Crypto news

18.06.2026
18:58

Chinese AI giant Zhipu AI releases GLM-5.2: 753 billion parameters and a context of 1 million tokens

Chinese tech startup Zhipu AI has officially unveiled its new flagship language model — GLM-5.2. This open-source solution, distributed under the MIT license, is designed for long-term agent tasks and complex programming. Its key feature is a context window of 1 million tokens, allowing the model to process vast amounts of data without losing coherence.

According to specifications published on Hugging Face, GLM-5.2 has 753 billion parameters and supports text generation in both English and Chinese. The model architecture includes multiple levels of "reasoning intensity," giving users flexibility in choosing between response quality and processing speed (latency).

Technical innovations and performance

At the core of GLM-5.2 are two key innovations: the IndexShare mechanism and an updated MTP layer for speculative decoding. Developers claim that IndexShare allows reusing one indexer for every four layers of sparse attention, reducing operations per token by 2.9 times. Meanwhile, the improved MTP increases confirmation length by up to 20%, which is critical for tasks requiring accuracy and consistency.

Comparison of GLM-5.2 with other models

In benchmarks measuring real-world programming and agent task-solving capabilities — FrontierSWE, PostTrainBench, and SWE-Marathon — GLM-5.2 confidently outperformed all existing open-source models. It also became the most powerful open model in standard programming performance tests.

GLM-5.2 test results

Availability and deployment

The model is available for local deployment and supports a wide range of tools: SGLang, vLLM, Transformers, KTransformers, and Docker Model Runner. Additionally, quantizations for llama.cpp, Ollama, and LM Studio are provided for users working with limited computing resources.

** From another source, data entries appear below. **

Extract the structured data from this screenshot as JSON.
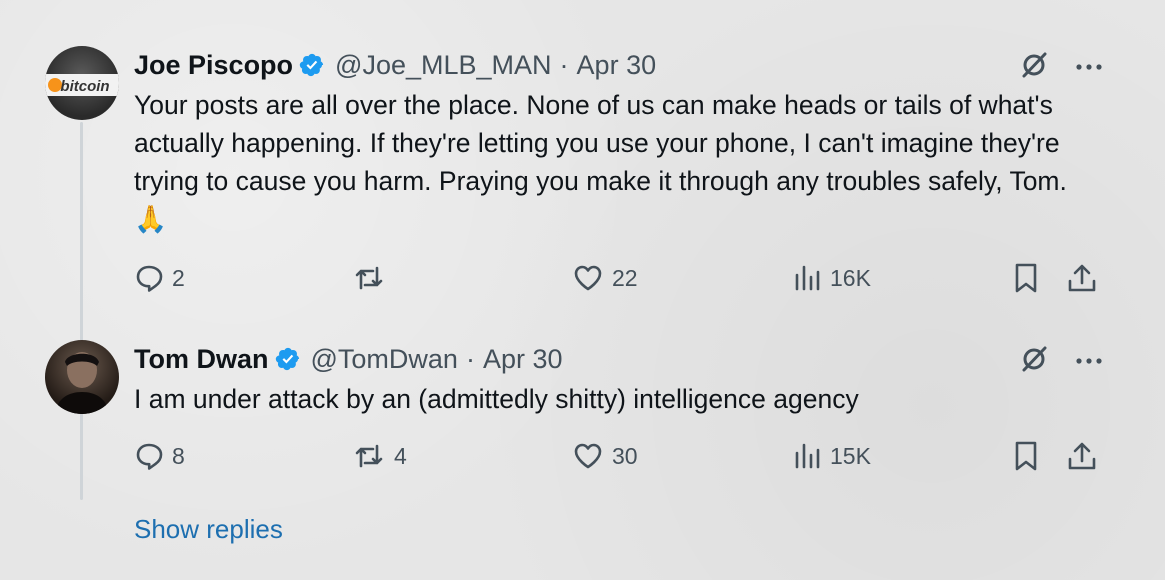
{
  "tweets": [
    {
      "author": {
        "name": "Joe Piscopo",
        "handle": "@Joe_MLB_MAN",
        "avatar_text": "bitcoin",
        "verified": true
      },
      "date": "Apr 30",
      "separator": "·",
      "text": "Your posts are all over the place. None of us can make heads or tails of what's actually happening. If they're letting you use your phone, I can't imagine they're trying to cause you harm. Praying you make it through any troubles safely, Tom. 🙏",
      "stats": {
        "replies": "2",
        "reposts": "",
        "likes": "22",
        "views": "16K"
      }
    },
    {
      "author": {
        "name": "Tom Dwan",
        "handle": "@TomDwan",
        "verified": true
      },
      "date": "Apr 30",
      "separator": "·",
      "text": "I am under attack by an (admittedly shitty) intelligence agency",
      "stats": {
        "replies": "8",
        "reposts": "4",
        "likes": "30",
        "views": "15K"
      }
    }
  ],
  "show_replies_label": "Show replies",
  "icons": {
    "reply": "reply-icon",
    "repost": "repost-icon",
    "like": "heart-icon",
    "views": "views-icon",
    "bookmark": "bookmark-icon",
    "share": "share-icon",
    "grok": "grok-icon",
    "more": "more-icon",
    "verified": "verified-badge-icon"
  },
  "colors": {
    "background": "#e6e6e6",
    "text": "#0f1419",
    "secondary": "#44505a",
    "verified": "#1d9bf0",
    "link": "#1d6fb0"
  }
}
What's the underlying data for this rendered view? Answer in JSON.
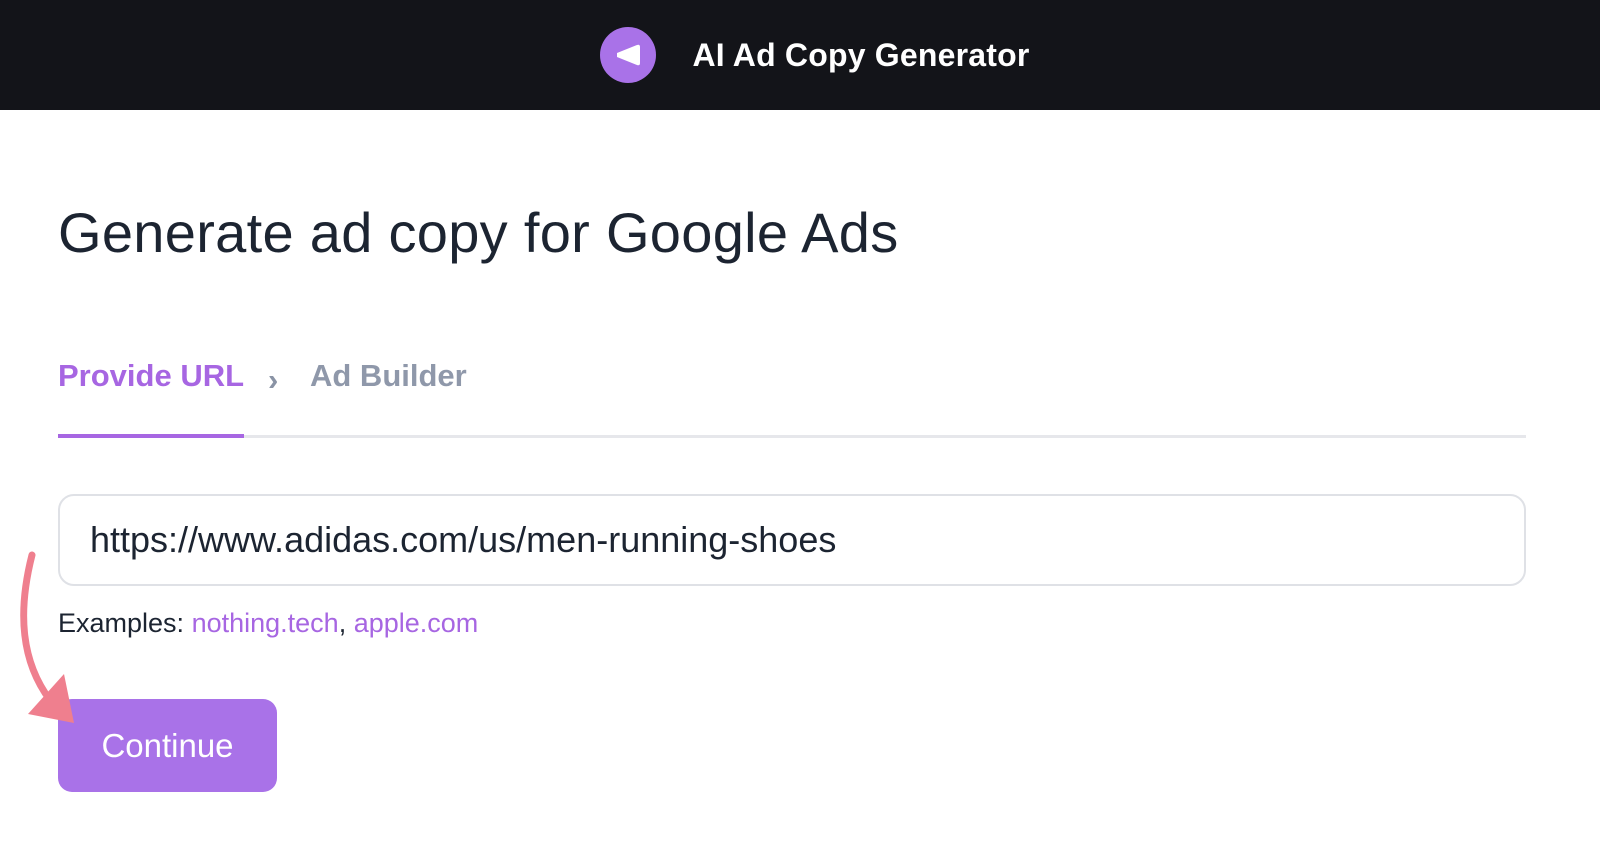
{
  "header": {
    "title": "AI Ad Copy Generator",
    "logo_icon": "megaphone-icon",
    "background_color": "#131419",
    "accent_color": "#a972e8"
  },
  "main": {
    "title": "Generate ad copy for Google Ads",
    "steps": [
      {
        "label": "Provide URL",
        "state": "active"
      },
      {
        "label": "Ad Builder",
        "state": "inactive"
      }
    ],
    "step_separator": "›",
    "url_input": {
      "value": "https://www.adidas.com/us/men-running-shoes"
    },
    "examples": {
      "prefix": "Examples: ",
      "links": [
        "nothing.tech",
        "apple.com"
      ],
      "separator": ", "
    },
    "continue_label": "Continue"
  },
  "annotation": {
    "icon": "curved-arrow-icon",
    "color": "#ef7f8e"
  }
}
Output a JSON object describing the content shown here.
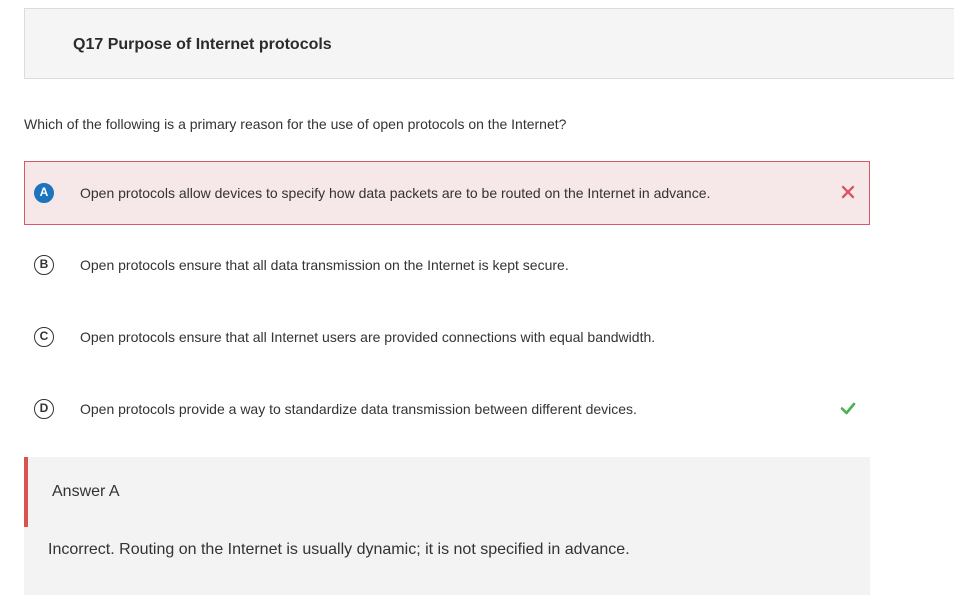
{
  "header": {
    "title": "Q17 Purpose of Internet protocols"
  },
  "question": {
    "text": "Which of the following is a primary reason for the use of open protocols on the Internet?"
  },
  "options": [
    {
      "letter": "A",
      "text": "Open protocols allow devices to specify how data packets are to be routed on the Internet in advance.",
      "state": "selected-incorrect",
      "mark_icon": "x-icon"
    },
    {
      "letter": "B",
      "text": "Open protocols ensure that all data transmission on the Internet is kept secure.",
      "state": "unselected"
    },
    {
      "letter": "C",
      "text": "Open protocols ensure that all Internet users are provided connections with equal bandwidth.",
      "state": "unselected"
    },
    {
      "letter": "D",
      "text": "Open protocols provide a way to standardize data transmission between different devices.",
      "state": "correct",
      "mark_icon": "check-icon"
    }
  ],
  "feedback": {
    "answer_label": "Answer A",
    "explanation": "Incorrect. Routing on the Internet is usually dynamic; it is not specified in advance."
  },
  "colors": {
    "selected_letter": "#1e73be",
    "incorrect": "#d65a68",
    "incorrect_bg": "#f6e7e8",
    "correct": "#4caf50",
    "feedback_bar": "#d9534f"
  }
}
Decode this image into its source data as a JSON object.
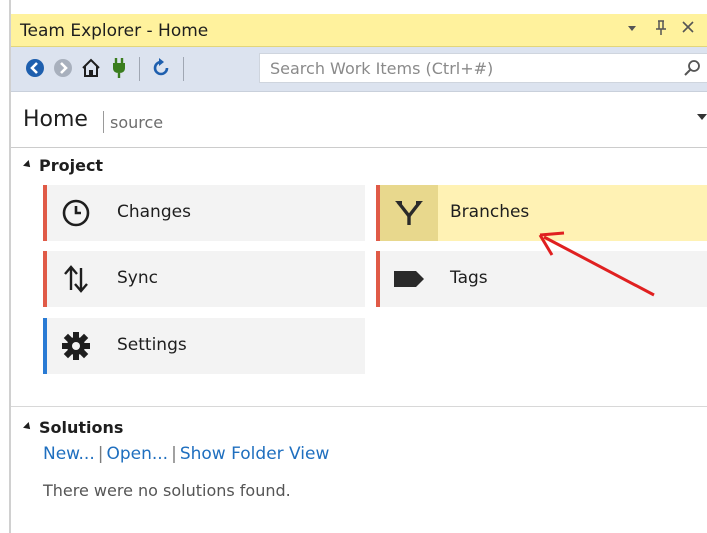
{
  "window": {
    "title": "Team Explorer - Home",
    "pin_glyph": "–#",
    "close_glyph": "✕"
  },
  "toolbar": {
    "search_placeholder": "Search Work Items (Ctrl+#)",
    "icons": [
      "back-icon",
      "forward-icon",
      "home-icon",
      "connect-icon",
      "refresh-icon",
      "search-icon"
    ]
  },
  "header": {
    "title": "Home",
    "subtitle": "source"
  },
  "project": {
    "title": "Project",
    "tiles": [
      {
        "label": "Changes",
        "icon": "clock-icon"
      },
      {
        "label": "Branches",
        "icon": "branch-icon"
      },
      {
        "label": "Sync",
        "icon": "sync-arrows-icon"
      },
      {
        "label": "Tags",
        "icon": "tag-icon"
      },
      {
        "label": "Settings",
        "icon": "gear-icon"
      }
    ]
  },
  "solutions": {
    "title": "Solutions",
    "links": [
      "New...",
      "Open...",
      "Show Folder View"
    ],
    "empty_message": "There were no solutions found."
  },
  "colors": {
    "title_bar": "#fff29d",
    "toolbar": "#dce3ef",
    "tile_accent_red": "#e05a47",
    "tile_accent_blue": "#2a7bd4",
    "highlight": "#fff2b4",
    "link": "#1f6fbf",
    "annotation_arrow": "#e02020"
  }
}
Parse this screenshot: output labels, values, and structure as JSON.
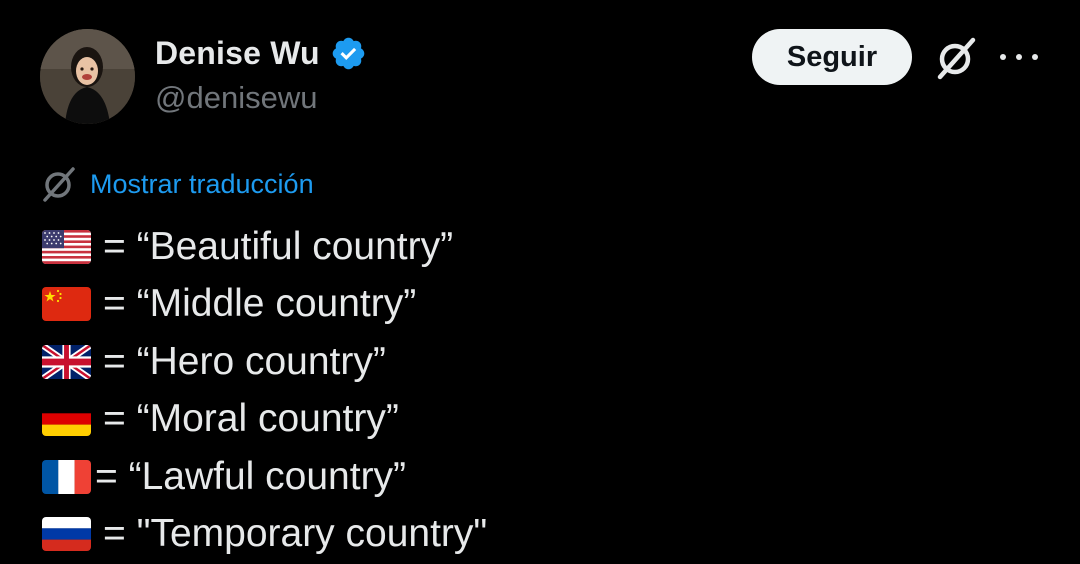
{
  "tweet": {
    "author": {
      "name": "Denise Wu",
      "handle": "@denisewu",
      "verified": true,
      "verified_color": "#1d9bf0"
    },
    "actions": {
      "follow_label": "Seguir",
      "grok_icon": "grok-icon",
      "more_icon": "more-options-icon"
    },
    "translate_label": "Mostrar traducción",
    "lines": [
      {
        "flag": "us-flag-icon",
        "text": "= “Beautiful country”"
      },
      {
        "flag": "china-flag-icon",
        "text": "= “Middle country”"
      },
      {
        "flag": "uk-flag-icon",
        "text": "= “Hero country”"
      },
      {
        "flag": "germany-flag-icon",
        "text": "= “Moral country”"
      },
      {
        "flag": "france-flag-icon",
        "text": "= “Lawful country”"
      },
      {
        "flag": "russia-flag-icon",
        "text": "= \"Temporary country\""
      }
    ]
  },
  "colors": {
    "background": "#000000",
    "text_primary": "#e7e9ea",
    "text_secondary": "#71767b",
    "link": "#1d9bf0",
    "button_bg": "#eff3f4"
  }
}
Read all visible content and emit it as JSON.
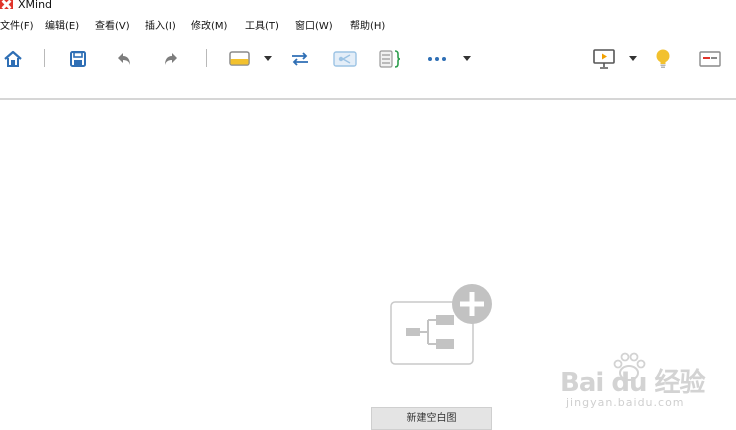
{
  "window": {
    "title": "XMind"
  },
  "menu": {
    "items": [
      "文件(F)",
      "编辑(E)",
      "查看(V)",
      "插入(I)",
      "修改(M)",
      "工具(T)",
      "窗口(W)",
      "帮助(H)"
    ]
  },
  "toolbar": {
    "icons": [
      "home-icon",
      "save-icon",
      "undo-icon",
      "redo-icon",
      "topic-style-icon",
      "relationship-icon",
      "boundary-icon",
      "summary-icon",
      "more-icon",
      "presentation-icon",
      "idea-bulb-icon",
      "panel-icon"
    ],
    "colors": {
      "blue": "#2f6fb5",
      "gray": "#7d7d7d",
      "yellow": "#f2c12e",
      "light_blue": "#9cc3e4"
    }
  },
  "main": {
    "new_blank_label": "新建空白图"
  },
  "watermark": {
    "logo_text": "Bai du 经验",
    "sub_text": "jingyan.baidu.com"
  }
}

My analysis: The release of GLM-5.2 sends a strong signal to the entire AI market. Zhipu AI is not just catching up with Western competitors but, in some aspects — especially in handling long contexts and agent scenarios — is moving ahead. The open MIT license and support for local deployment make this model extremely attractive for developers seeking independence from cloud providers. However, it is worth noting that 753 billion parameters require significant hardware resources, which may limit its widespread adoption in the near term.